Выбрать главу

После этой маленькой речи бабушка поцеловала меня, не дожидаясь ответа с моей стороны, что на ее ласково-властном языке означало: никаких возражений быть не может, и тема исчерпана раз и навсегда.

Я при этом ощутила острую боль – как будто я не заслужила ее поцелуя; потом он целый день лежал такой тяжелой печатью на моих устах, словно они, молча приняв поцелуй, солгали моей любимой бабушке. Но я не знала, как объяснить ей, чт на самом деле произошло со мной в соборе Святого Петра и почему я так неожиданно бросилась на колени.

Эта болезненная беспомощность по отношению к бабушке еще больше усилилась на следующий день, когда она в своей прекрасной, открытой манере доказала мне, что вновь полностью доверяет мне и больше уже не опасается брать меня с собой на предстоящие церковные празднества.
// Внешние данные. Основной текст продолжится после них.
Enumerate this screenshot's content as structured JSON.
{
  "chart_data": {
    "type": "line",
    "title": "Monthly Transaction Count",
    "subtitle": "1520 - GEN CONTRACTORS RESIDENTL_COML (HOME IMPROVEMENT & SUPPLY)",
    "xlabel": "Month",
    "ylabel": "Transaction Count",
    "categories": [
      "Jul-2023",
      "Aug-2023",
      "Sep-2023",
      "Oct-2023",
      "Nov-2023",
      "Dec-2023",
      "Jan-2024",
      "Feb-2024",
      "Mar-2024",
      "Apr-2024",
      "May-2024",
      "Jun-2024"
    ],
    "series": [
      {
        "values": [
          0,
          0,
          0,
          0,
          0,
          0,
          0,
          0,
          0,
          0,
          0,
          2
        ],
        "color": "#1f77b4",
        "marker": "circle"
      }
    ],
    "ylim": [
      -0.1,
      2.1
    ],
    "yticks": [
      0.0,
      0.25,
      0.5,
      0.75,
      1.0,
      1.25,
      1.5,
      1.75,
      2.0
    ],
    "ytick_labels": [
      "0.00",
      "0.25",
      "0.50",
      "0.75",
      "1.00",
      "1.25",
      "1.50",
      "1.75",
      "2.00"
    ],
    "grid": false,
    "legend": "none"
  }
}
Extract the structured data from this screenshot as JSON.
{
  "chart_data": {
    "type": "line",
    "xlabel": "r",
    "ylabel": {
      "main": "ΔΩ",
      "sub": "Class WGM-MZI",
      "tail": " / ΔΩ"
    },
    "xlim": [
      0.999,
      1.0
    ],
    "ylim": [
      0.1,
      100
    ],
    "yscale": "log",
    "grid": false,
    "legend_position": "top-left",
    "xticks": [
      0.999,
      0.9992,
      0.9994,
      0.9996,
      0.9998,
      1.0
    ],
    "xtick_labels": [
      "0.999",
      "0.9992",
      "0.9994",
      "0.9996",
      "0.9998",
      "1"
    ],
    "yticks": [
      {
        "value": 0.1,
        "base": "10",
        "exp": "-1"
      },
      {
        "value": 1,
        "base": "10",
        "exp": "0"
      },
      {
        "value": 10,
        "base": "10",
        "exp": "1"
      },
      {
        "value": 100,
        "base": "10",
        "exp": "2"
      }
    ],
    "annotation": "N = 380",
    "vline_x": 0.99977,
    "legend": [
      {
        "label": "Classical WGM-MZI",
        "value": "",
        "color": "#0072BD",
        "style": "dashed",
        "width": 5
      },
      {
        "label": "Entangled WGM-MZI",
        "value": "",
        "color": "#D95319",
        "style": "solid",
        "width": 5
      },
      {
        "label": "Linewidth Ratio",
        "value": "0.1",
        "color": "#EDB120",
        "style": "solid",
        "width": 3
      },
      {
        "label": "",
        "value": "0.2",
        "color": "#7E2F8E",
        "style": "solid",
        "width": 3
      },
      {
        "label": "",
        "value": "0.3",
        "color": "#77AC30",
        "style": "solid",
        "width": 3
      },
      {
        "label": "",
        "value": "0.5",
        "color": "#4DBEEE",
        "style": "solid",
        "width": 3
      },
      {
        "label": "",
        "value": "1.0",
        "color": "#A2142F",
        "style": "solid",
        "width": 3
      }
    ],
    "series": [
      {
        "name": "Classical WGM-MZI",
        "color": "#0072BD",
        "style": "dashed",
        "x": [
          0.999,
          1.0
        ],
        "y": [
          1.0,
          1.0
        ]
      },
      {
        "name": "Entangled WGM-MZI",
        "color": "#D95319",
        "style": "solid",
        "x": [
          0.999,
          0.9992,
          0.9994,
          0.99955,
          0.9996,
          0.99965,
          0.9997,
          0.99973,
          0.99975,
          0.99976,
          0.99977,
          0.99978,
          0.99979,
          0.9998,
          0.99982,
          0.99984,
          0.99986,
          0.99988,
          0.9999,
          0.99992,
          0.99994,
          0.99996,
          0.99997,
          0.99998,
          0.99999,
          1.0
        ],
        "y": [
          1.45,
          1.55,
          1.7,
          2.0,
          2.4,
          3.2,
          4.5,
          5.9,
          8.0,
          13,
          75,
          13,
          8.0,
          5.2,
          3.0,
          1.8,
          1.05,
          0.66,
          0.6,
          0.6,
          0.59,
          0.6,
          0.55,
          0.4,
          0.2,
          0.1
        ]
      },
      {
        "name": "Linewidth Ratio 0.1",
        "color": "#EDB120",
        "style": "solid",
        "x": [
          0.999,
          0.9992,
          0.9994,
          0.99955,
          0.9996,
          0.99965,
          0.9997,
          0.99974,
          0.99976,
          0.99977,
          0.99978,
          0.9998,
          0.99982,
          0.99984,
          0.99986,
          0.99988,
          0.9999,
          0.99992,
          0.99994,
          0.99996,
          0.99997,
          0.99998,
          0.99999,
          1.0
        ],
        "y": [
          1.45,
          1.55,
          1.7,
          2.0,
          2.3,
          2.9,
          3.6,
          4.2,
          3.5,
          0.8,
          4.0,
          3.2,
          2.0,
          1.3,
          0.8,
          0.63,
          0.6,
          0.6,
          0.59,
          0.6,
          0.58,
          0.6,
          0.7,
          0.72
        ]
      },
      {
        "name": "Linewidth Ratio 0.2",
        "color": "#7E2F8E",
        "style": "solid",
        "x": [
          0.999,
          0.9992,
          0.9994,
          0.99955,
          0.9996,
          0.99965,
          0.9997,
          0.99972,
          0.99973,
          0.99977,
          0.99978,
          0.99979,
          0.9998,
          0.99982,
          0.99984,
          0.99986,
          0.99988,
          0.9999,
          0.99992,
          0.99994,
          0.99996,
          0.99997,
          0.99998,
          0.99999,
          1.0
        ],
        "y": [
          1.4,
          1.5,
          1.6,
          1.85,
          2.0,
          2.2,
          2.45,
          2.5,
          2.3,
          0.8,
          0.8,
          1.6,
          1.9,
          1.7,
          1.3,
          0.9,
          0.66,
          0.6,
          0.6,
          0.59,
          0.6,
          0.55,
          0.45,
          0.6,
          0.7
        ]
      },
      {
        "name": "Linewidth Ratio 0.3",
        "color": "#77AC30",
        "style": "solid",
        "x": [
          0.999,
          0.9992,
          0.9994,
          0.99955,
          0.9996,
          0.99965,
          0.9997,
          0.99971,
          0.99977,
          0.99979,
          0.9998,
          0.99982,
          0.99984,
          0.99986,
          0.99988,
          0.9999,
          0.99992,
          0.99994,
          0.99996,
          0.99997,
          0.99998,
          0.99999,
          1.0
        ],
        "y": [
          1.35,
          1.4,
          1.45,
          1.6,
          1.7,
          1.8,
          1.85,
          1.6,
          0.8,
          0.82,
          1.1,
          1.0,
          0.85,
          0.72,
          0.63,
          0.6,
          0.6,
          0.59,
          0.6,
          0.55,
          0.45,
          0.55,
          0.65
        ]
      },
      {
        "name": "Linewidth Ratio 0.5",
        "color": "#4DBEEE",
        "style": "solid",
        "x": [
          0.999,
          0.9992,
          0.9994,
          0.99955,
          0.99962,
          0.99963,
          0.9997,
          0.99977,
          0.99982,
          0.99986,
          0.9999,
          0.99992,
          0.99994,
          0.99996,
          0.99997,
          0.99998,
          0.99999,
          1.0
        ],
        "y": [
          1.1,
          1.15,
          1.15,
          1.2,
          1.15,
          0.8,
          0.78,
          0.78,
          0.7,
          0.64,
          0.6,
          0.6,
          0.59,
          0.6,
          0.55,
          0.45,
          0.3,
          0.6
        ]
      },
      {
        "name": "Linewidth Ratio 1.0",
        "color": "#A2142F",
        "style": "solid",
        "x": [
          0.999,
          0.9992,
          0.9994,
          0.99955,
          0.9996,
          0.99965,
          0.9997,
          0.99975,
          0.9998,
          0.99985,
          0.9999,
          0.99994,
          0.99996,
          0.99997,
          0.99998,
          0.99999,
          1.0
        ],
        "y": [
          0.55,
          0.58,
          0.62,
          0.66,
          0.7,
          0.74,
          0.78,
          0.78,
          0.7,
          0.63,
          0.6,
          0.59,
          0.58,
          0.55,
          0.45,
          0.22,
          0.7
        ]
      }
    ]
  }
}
Дело в том, что Энцио, который тем временем, одинокий и неприступный – во всяком случае для меня, – бродил по церквям, да так неутомимо, что его почти не было видно, вдруг явился вечером в Страстную пятницу к бабушке с ожесточенным лицом и заявил, что ему наскучили церемонии, на которых говорят якобы на латинском, а в действительности – на каком-то незнакомом ему метафизическом языке. Судя его по виду, трудно было поверить в то, что они ему и вправду наскучили, тем более что он тут же по-мальчишески бурно стал просить бабушку вновь составить ему компанию в субботу, и она по доброте своей немедленно дала согласие при условии, что они пойдут не в собор Святого Петра, как хотел Энцио, а в церковь Сан Джованни ин Латерано, которому, по ее выражению, «как матери и главе всех церквей», в этот день принадлежит главенствующая роль [43] . Она назвала субботнее торжество одним из самых красивых и в то же время одним из самых радостных праздников римско-католического церковного календаря. При этих ее словах на меня ощутимо повеяло нежностью, словно для нее важно было не только вновь показать мне свое доверие, но и окончательно развеять в моем воспоминании мрачную тень «Мизерере», которая ей, вероятно, все еще чудилась на моем лице. Но именно эта трогательная нежность вновь усилила мою боль о ней. К тому же я чувствовала, что Энцио, который, похоже, совсем не доверял мне, не хотел, чтобы я вместе с ними отправилась в Латеранскую базилику. Он ничего не сказал, но это чувствовалось. К счастью, бабушка вдруг взглянула на происходящее между ним и мной по-иному. Сама же я – так решила я в эти дни – хотела побыть печальной уже хотя бы из-за него…

По дороге бабушка разъяснила нам суть предстоящего празднества. Позже мне это всегда казалось печальным и исполненным глубокого смысла знаком судьбы – что тем первым опытом христианской пасхальной радости я обязана своей бабушке-язычнице, чьи холодные, застывшие уста спустя некоторое время, также впервые в моей юной жизни, безмолвно возвестили мне и об ужасной действительности смерти. Тогда, в ту Страстную субботу, в церкви Сан Джованни ин Латерано я еще не знала о смерти или, пожалуй, знала лишь, как знают о существовании некой далекой страны, в которой трудно, в сущности, невозможно вообразить кого-либо из своих близких или себя самого. Но дыхание этой страны в тот день тихо коснулось моего чела. Было очень странно: хотя мне и казалось, что я готова ко всему, радость этого пасхального утра обрушилась на меня так же, как мрак в соборе Святого Петра, и почти так же загадочно иначе, чем я ожидала.

В церкви Сан Джованни ин Латерано царили могильная прохлада и тишина, чего в обычные дни почти никогда не бывает, даже ранним утром, перед началом первой мессы. В этой тишине базилика показалась мне торжественной, чужой и странной, но при этом не объятой ожиданием, как я сама, а скорее дремлющей. Мы, сами того не замечая, старались шагать бесшумно. В церкви еще никого не было. Только в одном из боковых нефов длинными рядами стояли облаченные в белое клирики, которым предстоял обряд рукоположения. Издалека в полумраке они похожи были на большие белые цветы, которыми украсили чей-то незримый гроб.

вернуться

43

Эта базилика, основанная в первой половине IV в. долго считалась важнейшей церковью в Риме, приемницей Иерусалимского храма и называлась «Мать и глава всех церквей Рима и всего мира».